Beginner Question (Xavier/TX2/Nano): Python, PyCuda, TensorRT memory allocations vs C++

Hi everyone,

I am very new to machine learning and GPU programming. I am working on developing an application that uses pre-trained models (.caffemodel, .prototxt, .uff) that I would like to optimize and run real-time using TensorRT. I am getting confused while trying to determine the best method for developing this application.

When I look into TensorRT examples from NVIDIA, I see that it is possible to use TensorRT from Python, using libraries like pyCuda (, however when I look in to the “Hello AI World” tutorial, I see that he creates his own C++ CUDA programs and wraps them to make them available to Python though an API (

For a professional application, what is the best/recommended approach? Developing the whole application in C++, develop partially in C++ and develop higher level network connections in Python, or develop only on Python?

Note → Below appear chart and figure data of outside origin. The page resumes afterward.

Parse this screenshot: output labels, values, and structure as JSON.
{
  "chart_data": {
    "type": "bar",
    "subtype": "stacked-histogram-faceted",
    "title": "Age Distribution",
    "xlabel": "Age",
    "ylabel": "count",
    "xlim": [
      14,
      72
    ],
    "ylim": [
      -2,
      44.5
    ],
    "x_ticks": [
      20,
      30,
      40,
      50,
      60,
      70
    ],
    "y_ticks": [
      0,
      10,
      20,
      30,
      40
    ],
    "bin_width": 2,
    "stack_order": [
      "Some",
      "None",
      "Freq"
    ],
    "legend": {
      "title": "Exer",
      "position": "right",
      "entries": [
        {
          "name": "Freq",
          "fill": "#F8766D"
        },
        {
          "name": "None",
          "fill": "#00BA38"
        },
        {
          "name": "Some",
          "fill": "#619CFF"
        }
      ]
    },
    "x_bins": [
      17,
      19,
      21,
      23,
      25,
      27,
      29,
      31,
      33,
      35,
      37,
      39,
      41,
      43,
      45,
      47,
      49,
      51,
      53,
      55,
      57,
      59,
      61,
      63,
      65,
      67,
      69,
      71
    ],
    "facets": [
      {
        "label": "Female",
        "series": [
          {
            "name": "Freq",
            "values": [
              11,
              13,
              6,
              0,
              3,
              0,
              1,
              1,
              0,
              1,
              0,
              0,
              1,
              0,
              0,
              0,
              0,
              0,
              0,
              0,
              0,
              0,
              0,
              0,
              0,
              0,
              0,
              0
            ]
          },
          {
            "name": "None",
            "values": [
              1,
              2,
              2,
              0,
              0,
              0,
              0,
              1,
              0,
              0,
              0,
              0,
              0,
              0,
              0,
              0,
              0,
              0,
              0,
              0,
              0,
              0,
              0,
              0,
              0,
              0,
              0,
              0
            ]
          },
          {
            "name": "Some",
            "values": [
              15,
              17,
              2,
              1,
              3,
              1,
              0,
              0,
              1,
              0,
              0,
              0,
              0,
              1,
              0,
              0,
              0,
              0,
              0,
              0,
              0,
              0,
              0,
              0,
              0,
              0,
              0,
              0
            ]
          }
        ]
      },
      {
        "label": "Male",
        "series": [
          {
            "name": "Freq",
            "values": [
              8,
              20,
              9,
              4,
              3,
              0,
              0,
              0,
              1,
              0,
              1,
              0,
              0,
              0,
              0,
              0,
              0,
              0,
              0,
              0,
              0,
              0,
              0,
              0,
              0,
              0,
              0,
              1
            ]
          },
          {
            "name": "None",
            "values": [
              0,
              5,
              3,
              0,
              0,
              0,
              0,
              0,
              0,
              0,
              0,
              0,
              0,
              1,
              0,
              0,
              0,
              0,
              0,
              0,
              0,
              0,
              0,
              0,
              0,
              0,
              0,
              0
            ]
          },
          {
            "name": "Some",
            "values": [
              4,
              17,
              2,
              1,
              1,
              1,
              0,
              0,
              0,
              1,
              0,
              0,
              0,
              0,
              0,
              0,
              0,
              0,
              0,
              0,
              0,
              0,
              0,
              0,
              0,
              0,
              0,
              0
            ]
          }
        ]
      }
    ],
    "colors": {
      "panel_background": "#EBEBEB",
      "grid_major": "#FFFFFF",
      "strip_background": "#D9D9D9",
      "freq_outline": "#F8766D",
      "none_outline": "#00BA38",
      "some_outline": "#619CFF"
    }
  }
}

What are good resources to get started not only in machine learning, but making deployable application for the Jetson platform?

On the Jetson platform, the GPU shares memory with the CPU, how does pyCuda allocate memory on the device if the memory is shared?

I know these are a lot of question, and the answer might vary depending on the application, but I would greatly appreciate any help or references which I can use to learn the best way to create deployable machine learning applications


Please noticed that all the GPU jobs need to be implemented with CUDA.
We provide lots of library with C++ API, which calling our own CUDA implementation.

For your use case, it’s recommended to use C++ interface.
Since python API is another wrapping of our C++ library and may introduce a little bit latency.
You can start the application from our jetson_inference sample:

There is virtual memory system for Jetson.
In general, both CPU and GPU have their own memory address but mapping to the same physical memory.